原始仏教講座 第六講(最終講) その十四

第六講 その十四
六、悪をはなれ、飲酒をつつしみ、法をよく守る、これぞなり最上の浄福。ここでは皆さんほっとする、飲酒をつつしみですからね。飲むなじゃないんです。お釈迦様の仏教では酒を飲むなという話をはずしてある場合があるんです。阿含経ではですね。
 日本式になりますと、建前だけが受け継がれるから、酒は飲むべからずというのが入っている。禅宗のお寺の入り口に葷酒山門を入るべからずと書いてあるの見たことあるでしょ。葷はニラ、ニンニク、ああいうくさいやつ。あれはくさいということが、ニンニクでもそうです、あれは精力剤になるんです。出家の坊さんがそうので精力ついては困るんですね、くさいということもありますけど。ところが建前、葷酒山門を入るべからず、お寺の門を、そのくさいものを食って、そして酒を持ち込んではいけないと書いてあるけれども、坊さんは実に酒を飲むわけです。酒呑んではいけない、だから酒は飲まない、般若湯を飲むんであると。般若湯という名前を付けるわけです。
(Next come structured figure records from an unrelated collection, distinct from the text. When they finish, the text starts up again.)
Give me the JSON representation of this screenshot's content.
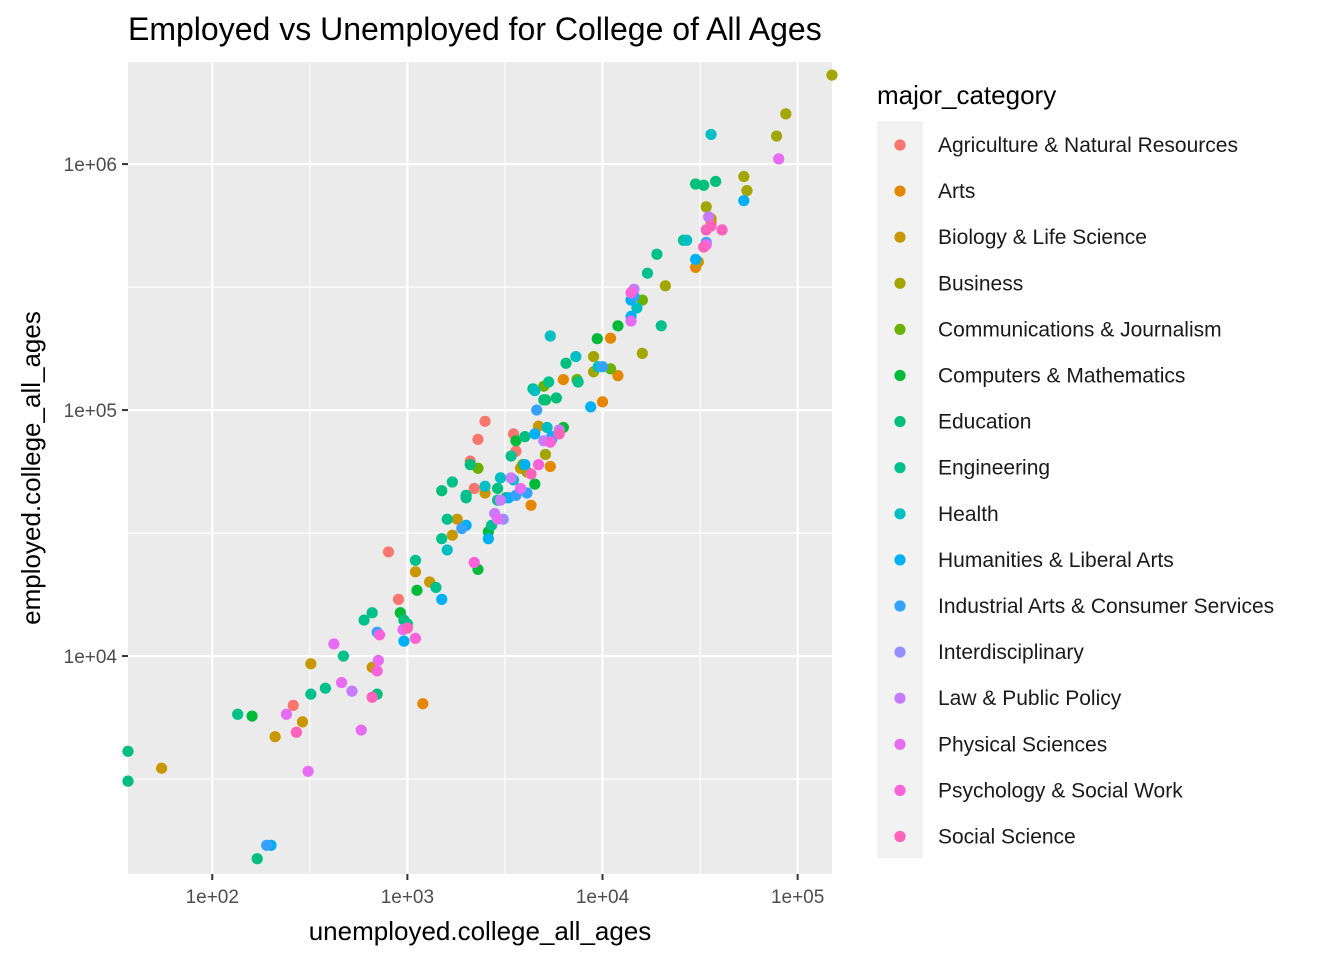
{
  "chart_data": {
    "type": "scatter",
    "title": "Employed vs Unemployed for College of All Ages",
    "xlabel": "unemployed.college_all_ages",
    "ylabel": "employed.college_all_ages",
    "x_scale": "log10",
    "y_scale": "log10",
    "xlim": [
      37,
      150000
    ],
    "ylim": [
      1300,
      2600000
    ],
    "x_ticks": [
      {
        "value": 100,
        "label": "1e+02"
      },
      {
        "value": 1000,
        "label": "1e+03"
      },
      {
        "value": 10000,
        "label": "1e+04"
      },
      {
        "value": 100000,
        "label": "1e+05"
      }
    ],
    "y_ticks": [
      {
        "value": 10000,
        "label": "1e+04"
      },
      {
        "value": 100000,
        "label": "1e+05"
      },
      {
        "value": 1000000,
        "label": "1e+06"
      }
    ],
    "grid": true,
    "legend": {
      "title": "major_category",
      "position": "right"
    },
    "series": [
      {
        "name": "Agriculture & Natural Resources",
        "color": "#F8766D",
        "points": [
          [
            800,
            26500
          ],
          [
            2300,
            76000
          ],
          [
            2100,
            62000
          ],
          [
            2200,
            48000
          ],
          [
            3600,
            68000
          ],
          [
            3500,
            80000
          ],
          [
            2500,
            90000
          ],
          [
            900,
            17000
          ],
          [
            260,
            6300
          ]
        ]
      },
      {
        "name": "Arts",
        "color": "#E58700",
        "points": [
          [
            1200,
            6400
          ],
          [
            4300,
            41000
          ],
          [
            5400,
            59000
          ],
          [
            10000,
            108000
          ],
          [
            12000,
            138000
          ],
          [
            11000,
            196000
          ],
          [
            30000,
            380000
          ],
          [
            36000,
            580000
          ],
          [
            6300,
            133000
          ]
        ]
      },
      {
        "name": "Biology & Life Science",
        "color": "#C99800",
        "points": [
          [
            55,
            3500
          ],
          [
            210,
            4700
          ],
          [
            290,
            5400
          ],
          [
            320,
            9300
          ],
          [
            660,
            9000
          ],
          [
            1100,
            22000
          ],
          [
            1300,
            20000
          ],
          [
            1800,
            36000
          ],
          [
            1700,
            31000
          ],
          [
            2500,
            46000
          ],
          [
            3800,
            58000
          ],
          [
            4700,
            86000
          ],
          [
            31000,
            400000
          ],
          [
            36000,
            600000
          ]
        ]
      },
      {
        "name": "Business",
        "color": "#A3A500",
        "points": [
          [
            150000,
            2300000
          ],
          [
            87000,
            1600000
          ],
          [
            78000,
            1300000
          ],
          [
            53000,
            890000
          ],
          [
            55000,
            780000
          ],
          [
            34000,
            670000
          ],
          [
            21000,
            320000
          ],
          [
            16000,
            170000
          ],
          [
            9000,
            143000
          ],
          [
            9000,
            165000
          ],
          [
            5100,
            66000
          ],
          [
            4100,
            56000
          ]
        ]
      },
      {
        "name": "Communications & Journalism",
        "color": "#6BB100",
        "points": [
          [
            16000,
            280000
          ],
          [
            11000,
            147000
          ],
          [
            5000,
            125000
          ],
          [
            7400,
            133000
          ],
          [
            2300,
            58000
          ],
          [
            3900,
            60000
          ]
        ]
      },
      {
        "name": "Computers & Mathematics",
        "color": "#00BA38",
        "points": [
          [
            160,
            5700
          ],
          [
            920,
            15000
          ],
          [
            1120,
            18500
          ],
          [
            2300,
            22500
          ],
          [
            2600,
            32000
          ],
          [
            3200,
            44000
          ],
          [
            4500,
            50000
          ],
          [
            6300,
            85000
          ],
          [
            12000,
            220000
          ],
          [
            9400,
            195000
          ],
          [
            5100,
            110000
          ],
          [
            3600,
            75000
          ]
        ]
      },
      {
        "name": "Education",
        "color": "#00BF7D",
        "points": [
          [
            37,
            4100
          ],
          [
            37,
            3100
          ],
          [
            170,
            1500
          ],
          [
            700,
            7000
          ],
          [
            960,
            14000
          ],
          [
            1500,
            47000
          ],
          [
            2000,
            44000
          ],
          [
            2100,
            60000
          ],
          [
            2900,
            48000
          ],
          [
            4000,
            78000
          ],
          [
            5000,
            110000
          ],
          [
            5800,
            112000
          ],
          [
            6500,
            155000
          ],
          [
            33000,
            820000
          ],
          [
            38000,
            850000
          ],
          [
            30000,
            830000
          ]
        ]
      },
      {
        "name": "Engineering",
        "color": "#00C08B",
        "points": [
          [
            135,
            5800
          ],
          [
            320,
            7000
          ],
          [
            380,
            7400
          ],
          [
            600,
            14000
          ],
          [
            470,
            10000
          ],
          [
            660,
            15000
          ],
          [
            1000,
            13500
          ],
          [
            1100,
            24500
          ],
          [
            1400,
            19000
          ],
          [
            1500,
            30000
          ],
          [
            1600,
            36000
          ],
          [
            1700,
            51000
          ],
          [
            2000,
            45000
          ],
          [
            2700,
            34000
          ],
          [
            2900,
            43000
          ],
          [
            3400,
            65000
          ],
          [
            4400,
            122000
          ],
          [
            5300,
            130000
          ],
          [
            7500,
            130000
          ],
          [
            17000,
            360000
          ],
          [
            19000,
            430000
          ],
          [
            20000,
            220000
          ],
          [
            26000,
            490000
          ]
        ]
      },
      {
        "name": "Health",
        "color": "#00BFC4",
        "points": [
          [
            5400,
            200000
          ],
          [
            36000,
            1320000
          ],
          [
            27000,
            490000
          ],
          [
            15000,
            260000
          ],
          [
            9500,
            150000
          ],
          [
            7300,
            165000
          ],
          [
            4500,
            120000
          ],
          [
            5200,
            85000
          ],
          [
            3500,
            52000
          ],
          [
            2500,
            49000
          ],
          [
            1600,
            27000
          ],
          [
            3000,
            53000
          ]
        ]
      },
      {
        "name": "Humanities & Liberal Arts",
        "color": "#00B0F6",
        "points": [
          [
            53000,
            710000
          ],
          [
            30000,
            410000
          ],
          [
            14000,
            280000
          ],
          [
            14000,
            240000
          ],
          [
            8700,
            103000
          ],
          [
            5500,
            78000
          ],
          [
            4500,
            80000
          ],
          [
            4000,
            60000
          ],
          [
            3300,
            44000
          ],
          [
            2600,
            30000
          ],
          [
            2000,
            34000
          ],
          [
            1500,
            17000
          ],
          [
            960,
            11500
          ],
          [
            200,
            1700
          ]
        ]
      },
      {
        "name": "Industrial Arts & Consumer Services",
        "color": "#35A2FF",
        "points": [
          [
            190,
            1700
          ],
          [
            700,
            12500
          ],
          [
            1900,
            33000
          ],
          [
            3600,
            45000
          ],
          [
            4100,
            46000
          ],
          [
            5500,
            76000
          ],
          [
            4600,
            100000
          ],
          [
            14500,
            290000
          ],
          [
            34000,
            480000
          ],
          [
            10000,
            150000
          ]
        ]
      },
      {
        "name": "Interdisciplinary",
        "color": "#9590FF",
        "points": [
          [
            3100,
            36000
          ]
        ]
      },
      {
        "name": "Law & Public Policy",
        "color": "#C77CFF",
        "points": [
          [
            520,
            7200
          ],
          [
            3000,
            43000
          ],
          [
            3400,
            53000
          ],
          [
            5000,
            75000
          ],
          [
            6000,
            83000
          ],
          [
            2800,
            38000
          ],
          [
            35000,
            610000
          ],
          [
            14500,
            310000
          ]
        ]
      },
      {
        "name": "Physical Sciences",
        "color": "#E76BF3",
        "points": [
          [
            240,
            5800
          ],
          [
            310,
            3400
          ],
          [
            460,
            7800
          ],
          [
            420,
            11200
          ],
          [
            580,
            5000
          ],
          [
            710,
            9600
          ],
          [
            950,
            12800
          ],
          [
            2900,
            36000
          ],
          [
            3800,
            48000
          ],
          [
            14000,
            230000
          ],
          [
            34000,
            470000
          ],
          [
            80000,
            1050000
          ]
        ]
      },
      {
        "name": "Psychology & Social Work",
        "color": "#FA62DB",
        "points": [
          [
            720,
            12200
          ],
          [
            700,
            8700
          ],
          [
            1100,
            11800
          ],
          [
            2200,
            24000
          ],
          [
            5400,
            74000
          ],
          [
            4700,
            60000
          ],
          [
            14000,
            300000
          ]
        ]
      },
      {
        "name": "Social Science",
        "color": "#FF62BC",
        "points": [
          [
            270,
            4900
          ],
          [
            660,
            6800
          ],
          [
            1000,
            13000
          ],
          [
            4300,
            55000
          ],
          [
            6000,
            80000
          ],
          [
            34000,
            540000
          ],
          [
            41000,
            540000
          ],
          [
            33000,
            460000
          ],
          [
            36000,
            560000
          ]
        ]
      }
    ]
  }
}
般若湯というのはお酒を禅宗の坊さんなんかが言い換えているわけです。般若とは智慧です。智慧のお湯というわけです。智慧のお湯を飲むんで酒は飲んでいないというわけ、酒呑んではいかんとなっているから、だから酒は飲まない。智慧のお湯を呑むんである。ところが智慧のお湯を呑めば酔っぱらって、智慧どころか無くなる。
 六方礼経に「酒を呑めば知恵日に損ずる」とあります。善男子よ、酒に溺るゝに六つの損失あり。財を失い、争いをおこし、病の巣となり。悪評ひろまり、かくすべきをあらわし、知恵日に損ずるなり。酒に溺れるようになったらもう知恵が1日1日減っていく。もともと少ない知恵ですから、それが1日1日減って目減りしたらもうゼロどころかマイナスになるんですよね。アル中がまさにマイナスの状態ということになりますね。お釈迦様ちゃんとこういう話までしてある。ところが、つつしむならいいわけです。皆さんつつしんでお呑みになればいいわけです。
 こういうように信者については、妥協点といいますか、信者さんの実情に合わせて、あまり無理しない程度にお話をしておられるということです。